38 8 Judah said to Onan, “Come in to your brother’s wife; do a brother-in-law’s duty and raise up seed for your brother.” 9 Onan knew the seed would not be his so when he came in to his brother’s wife he wasted his semen on the ground, so as to not provide seed for his brother. 10 What he did was evil in the eyes of YHWH and YHWH put him to death, too.
11 Judah said to Tamar, his daughter-in-law, “Stay as a widow in your father’s house until Shelah, my son, has grown up.” He thought Shelah would die as well, like his brothers. So Tamar went and stayed in her father’s house.
Whatever it was that displeased YHWH about Er, his death led to additional displeasure.
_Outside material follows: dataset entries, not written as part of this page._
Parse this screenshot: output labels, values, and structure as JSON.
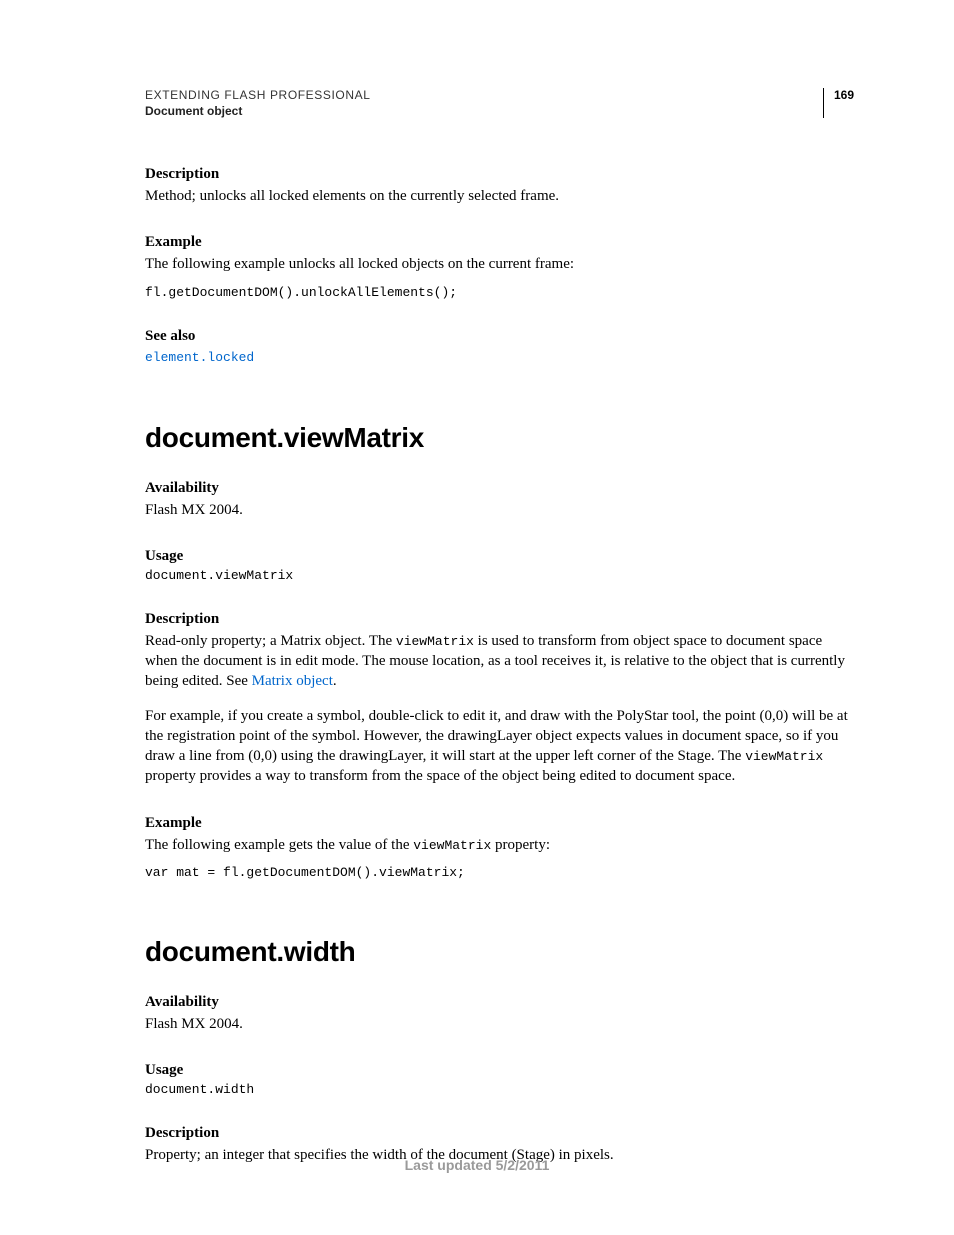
{
  "header": {
    "running_head": "EXTENDING FLASH PROFESSIONAL",
    "running_sub": "Document object",
    "page_number": "169"
  },
  "section1": {
    "description_label": "Description",
    "description_text": "Method; unlocks all locked elements on the currently selected frame.",
    "example_label": "Example",
    "example_text": "The following example unlocks all locked objects on the current frame:",
    "example_code": "fl.getDocumentDOM().unlockAllElements();",
    "seealso_label": "See also",
    "seealso_link": "element.locked"
  },
  "section2": {
    "title": "document.viewMatrix",
    "availability_label": "Availability",
    "availability_text": "Flash MX 2004.",
    "usage_label": "Usage",
    "usage_code": "document.viewMatrix",
    "description_label": "Description",
    "desc_p1_a": "Read-only property; a Matrix object. The ",
    "desc_p1_code": "viewMatrix",
    "desc_p1_b": " is used to transform from object space to document space when the document is in edit mode. The mouse location, as a tool receives it, is relative to the object that is currently being edited. See ",
    "desc_p1_link": "Matrix object",
    "desc_p1_c": ".",
    "desc_p2_a": "For example, if you create a symbol, double-click to edit it, and draw with the PolyStar tool, the point (0,0) will be at the registration point of the symbol. However, the drawingLayer object expects values in document space, so if you draw a line from (0,0) using the drawingLayer, it will start at the upper left corner of the Stage. The ",
    "desc_p2_code": "viewMatrix",
    "desc_p2_b": " property provides a way to transform from the space of the object being edited to document space.",
    "example_label": "Example",
    "example_text_a": "The following example gets the value of the ",
    "example_text_code": "viewMatrix",
    "example_text_b": " property:",
    "example_code": "var mat = fl.getDocumentDOM().viewMatrix;"
  },
  "section3": {
    "title": "document.width",
    "availability_label": "Availability",
    "availability_text": "Flash MX 2004.",
    "usage_label": "Usage",
    "usage_code": "document.width",
    "description_label": "Description",
    "description_text": "Property; an integer that specifies the width of the document (Stage) in pixels."
  },
  "footer": {
    "text": "Last updated 5/2/2011"
  }
}
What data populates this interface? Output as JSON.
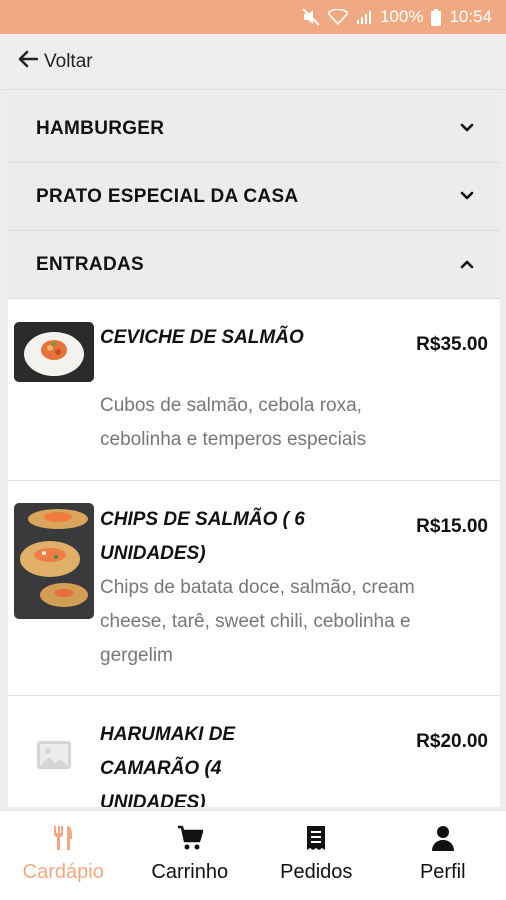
{
  "status": {
    "battery": "100%",
    "time": "10:54"
  },
  "header": {
    "back_label": "Voltar"
  },
  "categories": [
    {
      "label": "HAMBURGER",
      "expanded": false
    },
    {
      "label": "PRATO ESPECIAL DA CASA",
      "expanded": false
    },
    {
      "label": "ENTRADAS",
      "expanded": true
    }
  ],
  "items": [
    {
      "name": "CEVICHE DE SALMÃO",
      "price": "R$35.00",
      "description": "Cubos de salmão, cebola roxa, cebolinha e temperos especiais",
      "image": "dish-photo"
    },
    {
      "name": "CHIPS DE SALMÃO ( 6 UNIDADES)",
      "price": "R$15.00",
      "description": "Chips de batata doce, salmão, cream cheese, tarê, sweet chili, cebolinha e gergelim",
      "image": "dish-photo"
    },
    {
      "name": "HARUMAKI DE CAMARÃO (4 UNIDADES)",
      "price": "R$20.00",
      "description": "",
      "image": "image-placeholder-icon"
    }
  ],
  "tabs": [
    {
      "label": "Cardápio",
      "icon": "cutlery-icon",
      "active": true
    },
    {
      "label": "Carrinho",
      "icon": "cart-icon",
      "active": false
    },
    {
      "label": "Pedidos",
      "icon": "receipt-icon",
      "active": false
    },
    {
      "label": "Perfil",
      "icon": "user-icon",
      "active": false
    }
  ],
  "colors": {
    "accent": "#f0a983",
    "status_bar": "#f0a983",
    "description_text": "#777777"
  }
}
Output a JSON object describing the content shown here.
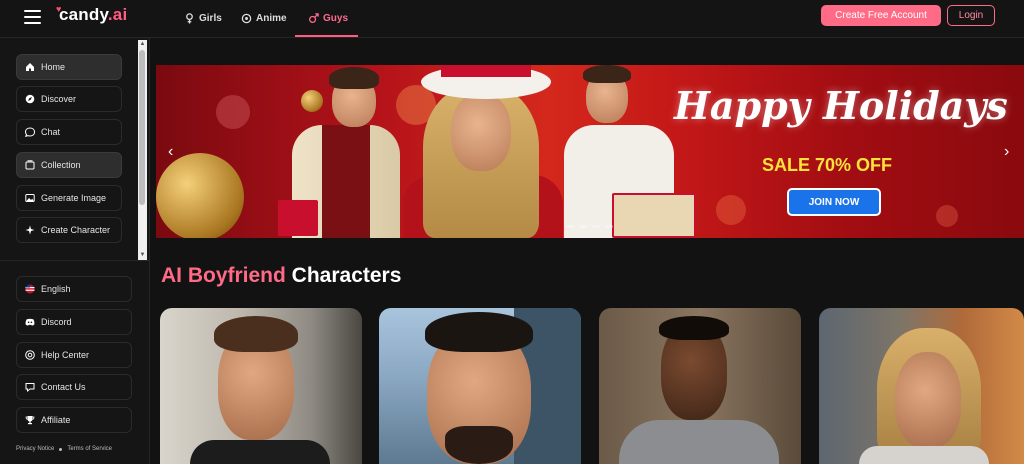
{
  "header": {
    "logo_prefix": "c",
    "logo_main": "andy",
    "logo_suffix": ".ai",
    "tabs": [
      {
        "label": "Girls",
        "icon": "female-icon"
      },
      {
        "label": "Anime",
        "icon": "anime-icon"
      },
      {
        "label": "Guys",
        "icon": "male-icon",
        "active": true
      }
    ],
    "create_account_label": "Create Free Account",
    "login_label": "Login"
  },
  "sidebar": {
    "items": [
      {
        "label": "Home",
        "icon": "home-icon",
        "highlighted": true
      },
      {
        "label": "Discover",
        "icon": "compass-icon"
      },
      {
        "label": "Chat",
        "icon": "chat-icon"
      },
      {
        "label": "Collection",
        "icon": "collection-icon",
        "highlighted": true
      },
      {
        "label": "Generate Image",
        "icon": "image-icon"
      },
      {
        "label": "Create Character",
        "icon": "sparkle-icon"
      }
    ],
    "bottom_items": [
      {
        "label": "English",
        "icon": "flag-icon"
      },
      {
        "label": "Discord",
        "icon": "discord-icon"
      },
      {
        "label": "Help Center",
        "icon": "help-icon"
      },
      {
        "label": "Contact Us",
        "icon": "contact-icon"
      },
      {
        "label": "Affiliate",
        "icon": "trophy-icon"
      }
    ],
    "privacy_label": "Privacy Notice",
    "terms_label": "Terms of Service"
  },
  "banner": {
    "headline": "Happy Holidays",
    "sale_text": "SALE 70% OFF",
    "cta_label": "JOIN NOW",
    "prev_arrow": "‹",
    "next_arrow": "›"
  },
  "section": {
    "title_highlight": "AI Boyfriend",
    "title_rest": " Characters"
  },
  "colors": {
    "accent": "#ff6b86",
    "background": "#121212",
    "cta_blue": "#1a73e8",
    "sale_yellow": "#ffe23a"
  }
}
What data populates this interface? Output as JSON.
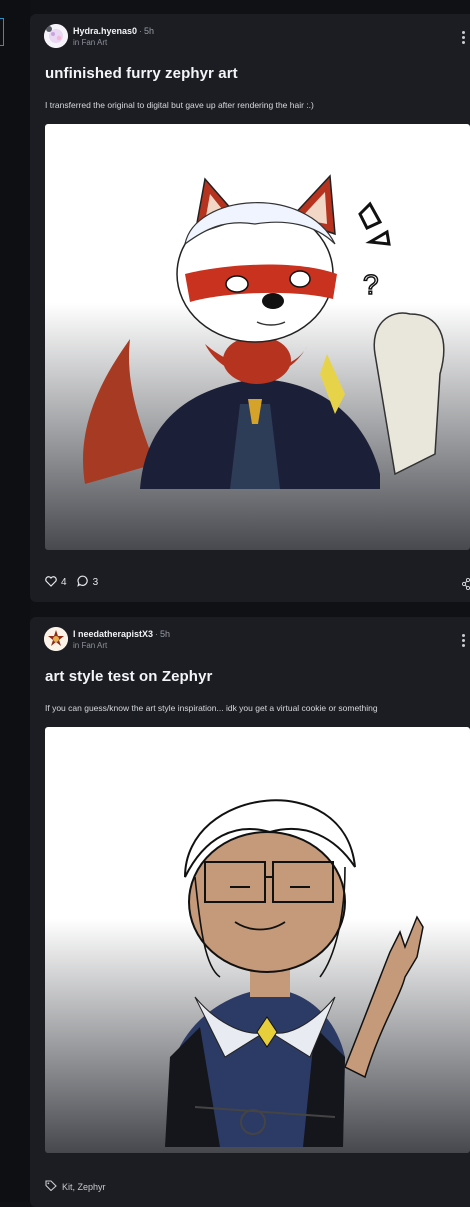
{
  "posts": [
    {
      "author": "Hydra.hyenas0",
      "time": "5h",
      "community": "in Fan Art",
      "title": "unfinished furry zephyr art",
      "body": "I transferred the original to digital but gave up after rendering the hair :.)",
      "likes": "4",
      "comments": "3",
      "image_icon": "fan-art-image"
    },
    {
      "author": "I needatherapistX3",
      "time": "5h",
      "community": "in Fan Art",
      "title": "art style test on Zephyr",
      "body": "If you can guess/know the art style inspiration... idk you get a virtual cookie or something",
      "tags": "Kit, Zephyr",
      "image_icon": "fan-art-image"
    }
  ],
  "colors": {
    "page_bg": "#0f1115",
    "card_bg": "#1b1d22",
    "accent": "#2b90c7"
  }
}
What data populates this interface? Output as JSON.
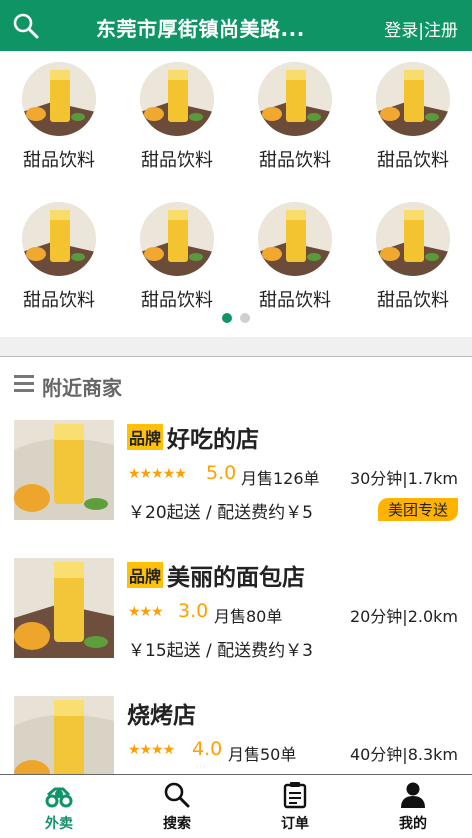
{
  "header": {
    "title": "东莞市厚街镇尚美路...",
    "login_register": "登录|注册",
    "search_icon": "search-icon"
  },
  "categories": [
    {
      "label": "甜品饮料"
    },
    {
      "label": "甜品饮料"
    },
    {
      "label": "甜品饮料"
    },
    {
      "label": "甜品饮料"
    },
    {
      "label": "甜品饮料"
    },
    {
      "label": "甜品饮料"
    },
    {
      "label": "甜品饮料"
    },
    {
      "label": "甜品饮料"
    }
  ],
  "carousel": {
    "page_count": 2,
    "active_index": 0
  },
  "nearby": {
    "title": "附近商家",
    "shops": [
      {
        "brand_tag": "品牌",
        "name": "好吃的店",
        "stars": "★★★★★",
        "rating": "5.0",
        "monthly_sales": "月售126单",
        "time_distance": "30分钟|1.7km",
        "fee": "￥20起送 / 配送费约￥5",
        "delivery_tag": "美团专送"
      },
      {
        "brand_tag": "品牌",
        "name": "美丽的面包店",
        "stars": "★★★",
        "rating": "3.0",
        "monthly_sales": "月售80单",
        "time_distance": "20分钟|2.0km",
        "fee": "￥15起送 / 配送费约￥3",
        "delivery_tag": ""
      },
      {
        "brand_tag": "",
        "name": "烧烤店",
        "stars": "★★★★",
        "rating": "4.0",
        "monthly_sales": "月售50单",
        "time_distance": "40分钟|8.3km",
        "fee": "",
        "delivery_tag": ""
      }
    ]
  },
  "bottom_nav": [
    {
      "label": "外卖",
      "icon": "delivery-icon",
      "active": true
    },
    {
      "label": "搜索",
      "icon": "search-icon",
      "active": false
    },
    {
      "label": "订单",
      "icon": "order-icon",
      "active": false
    },
    {
      "label": "我的",
      "icon": "profile-icon",
      "active": false
    }
  ],
  "colors": {
    "primary": "#0f9466",
    "accent": "#ffa000",
    "tag": "#ffc107"
  }
}
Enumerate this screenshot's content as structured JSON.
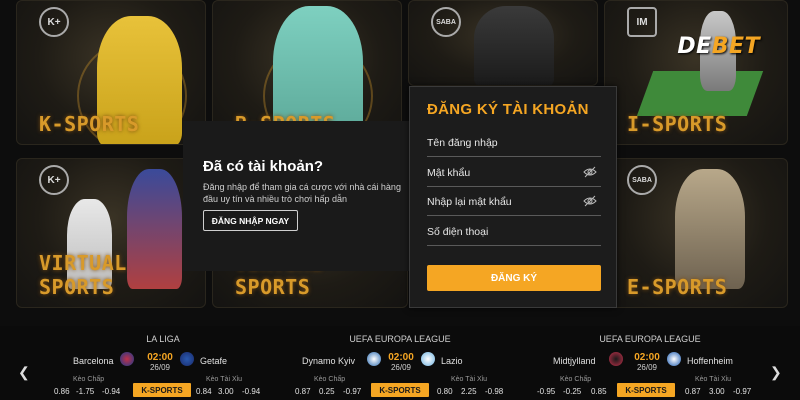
{
  "brand": {
    "left": "DE",
    "right": "BET"
  },
  "tiles": {
    "ksports": {
      "label": "K-SPORTS",
      "logo": "K+"
    },
    "bsports": {
      "label": "B-SPORTS"
    },
    "ssports": {
      "logo": "SABA"
    },
    "isports": {
      "label": "I-SPORTS",
      "logo": "IM"
    },
    "virtual1": {
      "label": "VIRTUAL SPORTS",
      "logo": "K+"
    },
    "virtual2": {
      "label": "VIRTUAL SPORTS"
    },
    "esports": {
      "label": "E-SPORTS",
      "logo": "SABA"
    }
  },
  "login": {
    "title": "Đã có tài khoản?",
    "description": "Đăng nhập để tham gia cá cược với nhà cái hàng đầu uy tín và nhiều trò chơi hấp dẫn",
    "button": "ĐĂNG NHẬP NGAY"
  },
  "register": {
    "title": "ĐĂNG KÝ TÀI KHOẢN",
    "fields": [
      {
        "placeholder": "Tên đăng nhập"
      },
      {
        "placeholder": "Mật khẩu"
      },
      {
        "placeholder": "Nhập lại mật khẩu"
      },
      {
        "placeholder": "Số điện thoại"
      }
    ],
    "button": "ĐĂNG KÝ"
  },
  "matches": [
    {
      "league": "LA LIGA",
      "home": "Barcelona",
      "away": "Getafe",
      "time": "02:00",
      "date": "26/09",
      "handicap_label": "Kèo Chấp",
      "total_label": "Kèo Tài Xỉu",
      "handicap": [
        "0.86",
        "-1.75",
        "-0.94"
      ],
      "total": [
        "0.84",
        "3.00",
        "-0.94"
      ],
      "chip": "K-SPORTS"
    },
    {
      "league": "UEFA EUROPA LEAGUE",
      "home": "Dynamo Kyiv",
      "away": "Lazio",
      "time": "02:00",
      "date": "26/09",
      "handicap_label": "Kèo Chấp",
      "total_label": "Kèo Tài Xỉu",
      "handicap": [
        "0.87",
        "0.25",
        "-0.97"
      ],
      "total": [
        "0.80",
        "2.25",
        "-0.98"
      ],
      "chip": "K-SPORTS"
    },
    {
      "league": "UEFA EUROPA LEAGUE",
      "home": "Midtjylland",
      "away": "Hoffenheim",
      "time": "02:00",
      "date": "26/09",
      "handicap_label": "Kèo Chấp",
      "total_label": "Kèo Tài Xỉu",
      "handicap": [
        "-0.95",
        "-0.25",
        "0.85"
      ],
      "total": [
        "0.87",
        "3.00",
        "-0.97"
      ],
      "chip": "K-SPORTS"
    }
  ],
  "colors": {
    "accent": "#f5a623",
    "panel": "#1c1c1c",
    "background": "#0d0d0d"
  }
}
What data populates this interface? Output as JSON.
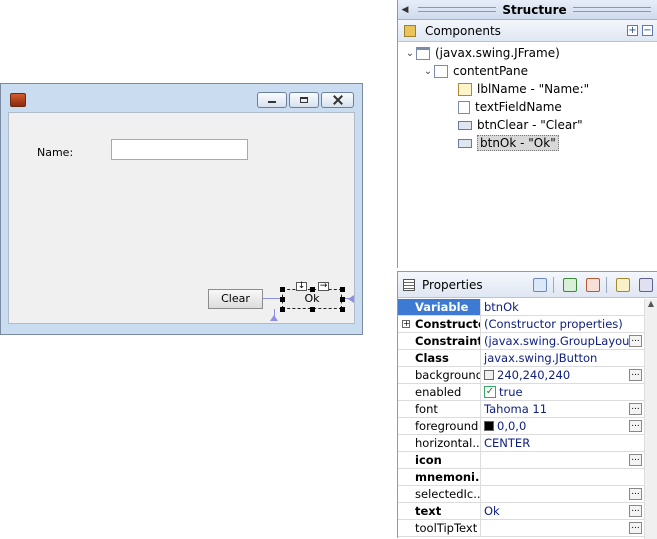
{
  "frame": {
    "label_name": "Name:",
    "textfield_value": "",
    "clear_label": "Clear",
    "ok_label": "Ok"
  },
  "structure": {
    "title": "Structure",
    "components_label": "Components",
    "tree": [
      {
        "text": "(javax.swing.JFrame)",
        "icon": "jframe-icon"
      },
      {
        "text": "contentPane",
        "icon": "panel-icon"
      },
      {
        "text": "lblName - \"Name:\"",
        "icon": "label-icon"
      },
      {
        "text": "textFieldName",
        "icon": "textfield-icon"
      },
      {
        "text": "btnClear - \"Clear\"",
        "icon": "button-icon"
      },
      {
        "text": "btnOk - \"Ok\"",
        "icon": "button-icon",
        "selected": true
      }
    ]
  },
  "properties": {
    "title": "Properties",
    "rows": [
      {
        "name": "Variable",
        "value": "btnOk",
        "bold": true,
        "selected": true
      },
      {
        "name": "Constructor",
        "value": "(Constructor properties)",
        "bold": true,
        "expander": true
      },
      {
        "name": "Constraints",
        "value": "(javax.swing.GroupLayout)",
        "bold": true,
        "dots": true
      },
      {
        "name": "Class",
        "value": "javax.swing.JButton",
        "bold": true
      },
      {
        "name": "background",
        "value": "240,240,240",
        "swatch": "#f0f0f0",
        "dots": true
      },
      {
        "name": "enabled",
        "value": "true",
        "check": true
      },
      {
        "name": "font",
        "value": "Tahoma 11",
        "dots": true
      },
      {
        "name": "foreground",
        "value": "0,0,0",
        "swatch": "#000000",
        "dots": true
      },
      {
        "name": "horizontal...",
        "value": "CENTER"
      },
      {
        "name": "icon",
        "value": "",
        "bold": true,
        "dots": true
      },
      {
        "name": "mnemoni...",
        "value": "",
        "bold": true
      },
      {
        "name": "selectedIc...",
        "value": "",
        "dots": true
      },
      {
        "name": "text",
        "value": "Ok",
        "bold": true,
        "dots": true
      },
      {
        "name": "toolTipText",
        "value": "",
        "dots": true
      }
    ]
  }
}
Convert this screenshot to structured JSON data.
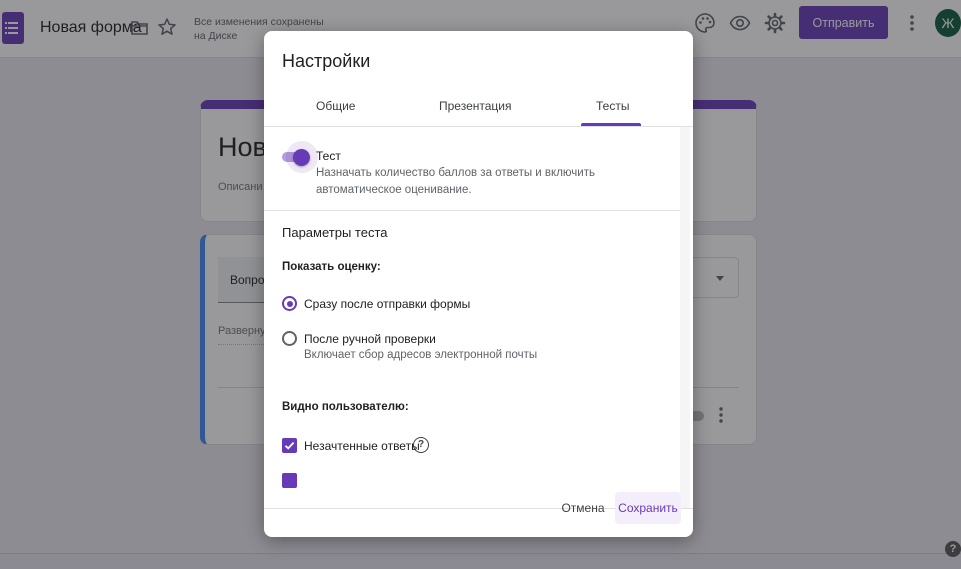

If this is simply a pattern of changing second-born to first-born status, it didn’t take the nature of second-borns into account. They are not all striving to be first.
Onan was not pleased to be told he was to enter his brother’s wife, in his stead. Readers are not told if Onan was resistant to his tribal obligation to multiply or if it had something to do with his relationship with his brother. It is also unknown if Onan had something against Tamar and desired to remove her status and security that would be enhanced with a son.
Whatever led Onan to resist this cultural task of being a sexual proxy, his strategy was to enter Tamar but leave before leaving a child behind. Today we would call that coitus interuptus. In ancient days, Rashi described it as “threshing within, winnowing without.”
Whatever Er had done to displease YHWH, this decision by Onan also displeased YHWH. Result: YHWH causes Onan to die.
With Brother One dead and Brother Two dead, Judah sees a pattern and acts to protect Brother Three, his youngest and, now, only son. Putting one and two together, Judah proceeds to protect Shelah from the Black Widow, Tamar.
Judah forces Tamar into a form of disgrace by sending her back to her father’s household. It didn’t aid Tamar to have Judah explain that she was only going back home until Shelah, son three, was old enough to serve as proxy for both Er and Onan. It didn’t take much to figure out Judah was never going to send for Tamar. Judah was not going to put Shelah in what seemed to him to be direct danger.
This interlude is to reveal a comparison between the leadership of Joseph and that of Judah. Focusing on Onan is a side trail. Judah and Tamar will continue to be the main storyline.